Treating cancer is an emotive issue, particularly if you are on the receiving end and hanging on to survival. Nowhere is the carve-up of the limited health funding cake under closer scrutiny. Cancer treatment signifies to some all that is wasteful about medicine – treating end-stage disease with little hope of a cure and at great expense, while preventive programs go begging. On the other hand, doctors are obliged to offer the best for the patients before them. It is how doctors, oncologists in particular, go about defining ‘the best’ that has greatest impact.

In the November 4, 2013, edition of the MJA, Bruce Armstrong listed a wide range of cancers and trends in incidence and mortality.

He concluded that, overall, Australians were better at treating than preventing cancers because incidence was increasing while mortality was decreasing.

He mentioned that the AIHW had estimated a 2004-05 spend of $3.19b on medical and hospital care and pharmaceuticals for cancer and $0.22b on community and public health programs, mostly for screening, not primary prevention.

The annual trends in cancer rates are influenced by how we define them (prostate and thyroid being the best examples) against clear-cut climbs in rates (e.g. liver cancer).

Better treatments appear to have lowered the mortality rates from Hodgkin lymphoma, cancers of the cervix, testes, tongue and uterine endometrium.

Or as one commentator put it, “Insufficient prevention keeps cancer rates up”. This was some months before pointing to a 19% per annum increase (over 10 years) in PBS cost for anti-cancer drugs up until the $466m spend in 2011-12. That equated to $786 per prescription, as new pricier drugs became available.

This is a challenge for all involved as most solid tumours, if still present after initial treatment, will not be cured by further expensive chemotherapy.

A/Prof Michael Ortiz from SPMG Global says the Australian Government is now spending almost 30% of its entire drug budget on cancer drugs (only 1.5% of PBS scripts). The PBS oncology spend has recently grown by 14.2% units and 25% in cost.
He asks if the Australian taxpayer is getting value for money when less than 2% of the population is using almost 30% of the drug budget?

This spend is occurring in private (20%) and public (80%) hospitals. Even with our ageing population, he has a point. Government introduced cost efficiencies in April 2012 through dose-specific prescribing and dispensing of chemotherapy agents that are given by infusion or injection, mainly to prevent wastage and allow community pharmacies to dispense for community based oncology services.

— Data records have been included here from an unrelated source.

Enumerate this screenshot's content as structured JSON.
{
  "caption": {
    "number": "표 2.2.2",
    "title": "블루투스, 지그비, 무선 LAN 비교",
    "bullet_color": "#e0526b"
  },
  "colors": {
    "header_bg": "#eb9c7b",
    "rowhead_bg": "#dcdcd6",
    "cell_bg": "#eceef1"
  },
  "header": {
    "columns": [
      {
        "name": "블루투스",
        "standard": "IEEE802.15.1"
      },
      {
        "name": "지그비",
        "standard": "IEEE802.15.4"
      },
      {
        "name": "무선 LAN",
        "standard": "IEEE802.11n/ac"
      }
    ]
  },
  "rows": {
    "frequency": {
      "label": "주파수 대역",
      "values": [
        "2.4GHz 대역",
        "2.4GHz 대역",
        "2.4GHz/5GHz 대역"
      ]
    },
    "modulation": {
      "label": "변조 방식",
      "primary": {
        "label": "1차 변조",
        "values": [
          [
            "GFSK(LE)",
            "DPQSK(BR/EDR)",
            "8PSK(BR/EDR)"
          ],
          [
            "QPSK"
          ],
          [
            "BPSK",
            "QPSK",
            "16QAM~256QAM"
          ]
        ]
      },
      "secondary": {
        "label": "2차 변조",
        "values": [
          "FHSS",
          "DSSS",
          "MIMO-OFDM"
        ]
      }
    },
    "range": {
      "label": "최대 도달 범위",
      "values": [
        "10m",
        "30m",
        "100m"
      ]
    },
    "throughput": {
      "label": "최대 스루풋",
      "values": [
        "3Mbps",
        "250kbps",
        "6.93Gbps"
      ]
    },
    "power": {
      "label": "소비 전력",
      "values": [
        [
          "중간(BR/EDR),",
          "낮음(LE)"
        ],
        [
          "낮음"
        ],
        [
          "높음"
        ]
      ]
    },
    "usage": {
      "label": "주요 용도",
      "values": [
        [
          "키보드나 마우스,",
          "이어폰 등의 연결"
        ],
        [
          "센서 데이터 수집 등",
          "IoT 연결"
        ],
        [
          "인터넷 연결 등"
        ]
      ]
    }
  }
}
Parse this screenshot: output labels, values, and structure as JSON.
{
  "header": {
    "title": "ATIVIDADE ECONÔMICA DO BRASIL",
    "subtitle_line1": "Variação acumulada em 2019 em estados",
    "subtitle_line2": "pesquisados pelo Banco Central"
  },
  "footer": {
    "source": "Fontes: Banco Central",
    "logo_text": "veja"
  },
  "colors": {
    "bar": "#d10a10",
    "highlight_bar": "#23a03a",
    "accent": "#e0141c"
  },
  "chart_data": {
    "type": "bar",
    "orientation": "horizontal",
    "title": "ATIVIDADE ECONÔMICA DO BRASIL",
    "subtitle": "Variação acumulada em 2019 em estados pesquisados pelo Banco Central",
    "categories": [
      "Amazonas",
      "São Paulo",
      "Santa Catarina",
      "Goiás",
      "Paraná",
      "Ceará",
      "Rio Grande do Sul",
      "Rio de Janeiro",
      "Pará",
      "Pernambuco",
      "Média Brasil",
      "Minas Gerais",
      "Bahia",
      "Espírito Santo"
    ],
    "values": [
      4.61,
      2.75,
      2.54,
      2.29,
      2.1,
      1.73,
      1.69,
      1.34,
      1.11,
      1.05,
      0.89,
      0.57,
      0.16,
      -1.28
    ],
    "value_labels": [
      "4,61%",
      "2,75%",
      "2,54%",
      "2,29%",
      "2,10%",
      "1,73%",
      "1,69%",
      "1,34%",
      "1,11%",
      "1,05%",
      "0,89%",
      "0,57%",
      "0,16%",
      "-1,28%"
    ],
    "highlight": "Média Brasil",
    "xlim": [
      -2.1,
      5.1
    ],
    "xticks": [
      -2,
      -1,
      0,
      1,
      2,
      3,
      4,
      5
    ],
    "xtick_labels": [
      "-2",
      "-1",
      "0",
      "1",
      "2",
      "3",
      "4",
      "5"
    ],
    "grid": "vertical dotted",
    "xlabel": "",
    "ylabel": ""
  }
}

In the report, Health system expenditure on cancer and other neoplasms in Australia 2008-09, released December 2013, the AIHW said cancer and other neoplasms ranked sixth in terms of estimated health system expenditure on chronic diseases, accounting for 6.9% of expenditure on all chronic diseases.

How cancer research is funded in WA, as we reported in 2011, is fragmented and largely dependent on medical lobbying, not necessarily the prominence of individual cancers in the community. How researchers lobby through their media releases has been recently criticised as over-inflated.

Project funding may be how things must happen in a State that lacks ‘critical mass’ but some overarching rationalisation is needed as much of the funding is from the public purse, for which piecemeal project funding can be focused around careers as much as patient outcomes.